In the past I've used different samples from the same speaker for this.
I’d sign up for a service that calls a pharmacy on my behalf to refill prescriptions. In certain situations, pharmacies will not list prescriptions on their websites, even though they have the prescriptions on file, which forces the customer to call by phone — a frustrating process.
I do feel bad for pharmacists, their job is challenging in so many ways.
Anyone know a good free open source speech to text? Looking for something for my laptop which is running Fedora KDE plasma.
How do you set the voice?
On the Huggingface demo, there seems to be no option for it.
It has a female voice. Any way to set it to a male voice?
I love chatterbox, it's my favourite. While the generation speed is quick, i wonder what performance optimization i could try on my 3090 to improve throughput. It's not quite enough for realtime.
The voice cloning is okay, not as good as Eleven Labs. There's a Rick (from Rick and Morty) voice example, and the generated audio sounds muffled and low quality. I appreciate that its open source though.
definitely worse than the new elevenlabs model(v3). that model is really good
in my experience, TTS has been a "pick two" situation:
- fast / cheap to run
- can clone voices
- sounds super realistic
from what I can tell, Chatterbox is the first that apparently lets you pick 3! (have not tried it myself yet, this is just what I can deduce)
Fun stuff... I don't know how or why, but connecting bluetooth while on this site, made all of the audio clips play at once (Firefox, Linux). Not the best listening experience.
I always have issues with TTS models that do not allow you to send large chunks of text. Seems this one does not resolve this either. Always has a limit of like 2-3 sentences.
Here's an open-source serving implementation: https://lightning.ai/bhimrajyadav/studios/build-a-production...
Also, a deployable model: https://lightning.ai/bhimrajyadav/ai-hub/temp_01jwr0adpqf055...
There are only english voices, even in the paid version. Using them in other languages results in an accent.
Looks good! What is the difference between the open-source version and the priced version?
How does one train a TTS model with an LLM backbone?
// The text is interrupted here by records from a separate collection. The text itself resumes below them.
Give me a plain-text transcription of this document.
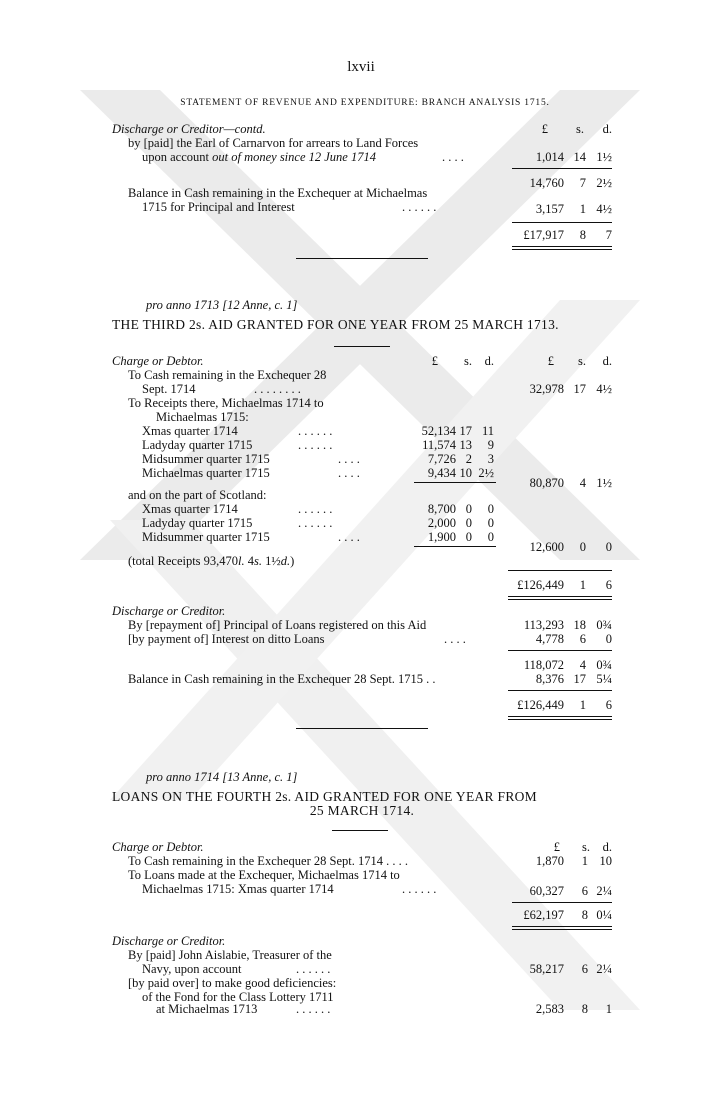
lxvii
STATEMENT OF REVENUE AND EXPENDITURE: BRANCH ANALYSIS 1715.
Discharge or Creditor—contd.	£	s.	d.
by [paid] the Earl of Carnarvon for arrears to Land Forces
upon account out of money since 12 June 1714	. . . .	1,014 14 1½
14,760	7 2½
Balance in Cash remaining in the Exchequer at Michaelmas
1715 for Principal and Interest	. . . . . .	3,157	1 4½
£17,917	8	7
pro anno 1713 [12 Anne, c. 1]
THE THIRD 2s. AID GRANTED FOR ONE YEAR FROM 25 MARCH 1713.
Charge or Debtor.	£	s.	d.	£	s.	d.
To Cash remaining in the Exchequer 28
Sept. 1714	. . . . . . . .	32,978 17 4½
To Receipts there, Michaelmas 1714 to
Michaelmas 1715:
Xmas quarter 1714	. . . . . .	52,134 17 11
Ladyday quarter 1715	. . . . . .	11,574 13	9
Midsummer quarter 1715	. . . .	7,726 2	3
Michaelmas quarter 1715	. . . .	9,434 10 2½
80,870	4 1½
and on the part of Scotland:
Xmas quarter 1714	. . . . . .	8,700 0	0
Ladyday quarter 1715	. . . . . .	2,000 0	0
Midsummer quarter 1715	. . . .	1,900 0	0
12,600	0	0
(total Receipts 93,470l. 4s. 1½d.)
£126,449	1	6
Discharge or Creditor.
By [repayment of] Principal of Loans registered on this Aid	113,293 18 0¾
[by payment of] Interest on ditto Loans	. . . .	4,778	6	0
118,072	4 0¾
Balance in Cash remaining in the Exchequer 28 Sept. 1715 . .	8,376 17 5¼
£126,449	1	6
pro anno 1714 [13 Anne, c. 1]
LOANS ON THE FOURTH 2s. AID GRANTED FOR ONE YEAR FROM
25 MARCH 1714.
Charge or Debtor.	£	s.	d.
To Cash remaining in the Exchequer 28 Sept. 1714 . . . .	1,870	1 10
To Loans made at the Exchequer, Michaelmas 1714 to
Michaelmas 1715: Xmas quarter 1714	. . . . . .	60,327	6 2¼
£62,197	8 0¼
Discharge or Creditor.
By [paid] John Aislabie, Treasurer of the
Navy, upon account	. . . . . .	58,217	6 2¼
[by paid over] to make good deficiencies:
of the Fond for the Class Lottery 1711
at Michaelmas 1713	. . . . . .	2,583	8	1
Practically, how does this work?
How would I install this alongside librechat or ollama using docker?
Chatterbox CLI https://pypi.org/project/voice-forge/
How does it perform on multi-lingual tasks?
Watermarking is easily disabled in the code. I a wondering when they will release model weights with embedded watermarking.
There’s been surprisingly little advancement in TTS after a rapid leap forward three years ago or so.
There’s eleven labs which is quite good but not incredible and very expensive.
Everything else ……. all the big AI companies …. have TTS systems that are kinda meh.
Everything else in AI has advanced in leaps and bounds, TTS remains deep in the uncanny valley.
What is the latency?
for this, what does it take to support another language?
wow! 200mms very good!
> Supported Lanugage
> Currenlty only English.
meh
very cherry picked
another TTS that is only supporting English. This really irritates me
Previously, on Hacker News:
https://news.ycombinator.com/item?id=44120204
https://news.ycombinator.com/item?id=44144155
https://news.ycombinator.com/item?id=44195105
https://news.ycombinator.com/item?id=44230867
https://news.ycombinator.com/item?id=44172134
It took me ages to understand what TTS means!
Demos here: https://resemble-ai.github.io/chatterbox_demopage/ (not mine)
This is a good release if they're not too cherry picked!
I say this every time it comes up, and it's not as sexy to work on, but in my experiments voice AI is really held back by transcription, not TTS. Unless that's changed recently.